Shapiro then earned a PhD at MIT, where he developed a noninvasive imaging technology for observing chemical messengers in the brain. Since joining Third Rock Ventures in 2008, he has led the venture capital firm’s efforts to evaluate neurotechnologies such as optogenetics, a method of controlling the brain with light. So far he has helped found two more companies, with combined funding of $50 million. One is focused on a new pain drug and the other on using personalized medicine to fight cancer.
Inexpensive microfluidic chips for diagnostics.
Using cheap components and few moving parts, Samuel Sia, an assistant professor at Columbia University, has helped create a microfluidic chip that tests blood samples for multiple diseases and is practical for use in poor countries. The chips cost pennies instead of dollars to make, and the results are read with a small battery-powered device.
Inventing the technology was just one step: Sia has given equal emphasis to getting it used. He and his partners wanted to develop microfluidics for use in poor countries, but they realized they would have trouble finding funding for such a venture. So in 2004 they founded a company, Claros Diagnostics, to create a prostate-cancer monitor for use in the United States and Europe. They received $7.8 million in venture funding in 2007, and marketing approval was granted in Europe in June of this year (see To Market, p. 21). While Sia’s partners worked full time on that device, Sia modified the technology to create a test for sexually transmitted diseases, including HIV, syphilis, and hepatitis.

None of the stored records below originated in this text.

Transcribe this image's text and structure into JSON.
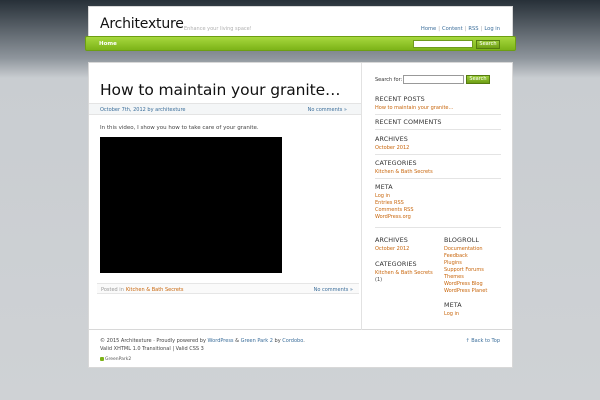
{
  "header": {
    "site_title": "Architexture",
    "site_desc": "Enhance your living space!",
    "links": [
      "Home",
      "Content",
      "RSS",
      "Log in"
    ]
  },
  "nav": {
    "home_label": "Home",
    "search_button": "Search"
  },
  "post": {
    "title": "How to maintain your granite…",
    "date_author": "October 7th, 2012 by architexture",
    "comments": "No comments »",
    "body": "In this video, I show you how to take care of your granite.",
    "posted_in": "Posted in",
    "category": "Kitchen & Bath Secrets",
    "foot_comments": "No comments »"
  },
  "sidebar": {
    "search_label": "Search for:",
    "search_button": "Search",
    "recent_posts_title": "RECENT POSTS",
    "recent_posts": [
      "How to maintain your granite…"
    ],
    "recent_comments_title": "RECENT COMMENTS",
    "archives_title": "ARCHIVES",
    "archives": [
      "October 2012"
    ],
    "categories_title": "CATEGORIES",
    "categories": [
      "Kitchen & Bath Secrets"
    ],
    "meta_title": "META",
    "meta": [
      "Log in",
      "Entries RSS",
      "Comments RSS",
      "WordPress.org"
    ],
    "archives2_title": "ARCHIVES",
    "archives2": [
      "October 2012"
    ],
    "categories2_title": "CATEGORIES",
    "categories2": [
      "Kitchen & Bath Secrets"
    ],
    "categories2_count": "(1)",
    "blogroll_title": "BLOGROLL",
    "blogroll": [
      "Documentation",
      "Feedback",
      "Plugins",
      "Support Forums",
      "Themes",
      "WordPress Blog",
      "WordPress Planet"
    ],
    "meta2_title": "META",
    "meta2": [
      "Log in"
    ]
  },
  "footer": {
    "copyright": "© 2015 Architexture · Proudly powered by",
    "wordpress": "WordPress",
    "amp": "&",
    "greenpark": "Green Park 2",
    "by": "by",
    "author": "Cordobo",
    "period": ".",
    "valid": "Valid XHTML 1.0 Transitional | Valid CSS 3",
    "back_to_top": "↑ Back to Top",
    "badge": "GreenPark2"
  },
  "colors": {
    "accent_green": "#7cb318",
    "link_orange": "#c8650a",
    "link_blue": "#3a6d9a"
  }
}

Intending the test for use in Africa, he then orchestrated a number of field trials in collaboration with Columbia’s school of public health and the Rwandan government. His efforts have progressed further than many other attempts to deploy new medical technologies in the developing world, but he still faces the hurdle of finding funding to commercialize the chip. “There are mechanisms to get money to develop new technology,” he says. “But getting funding to implement it [on a broad scale] is very difficult.”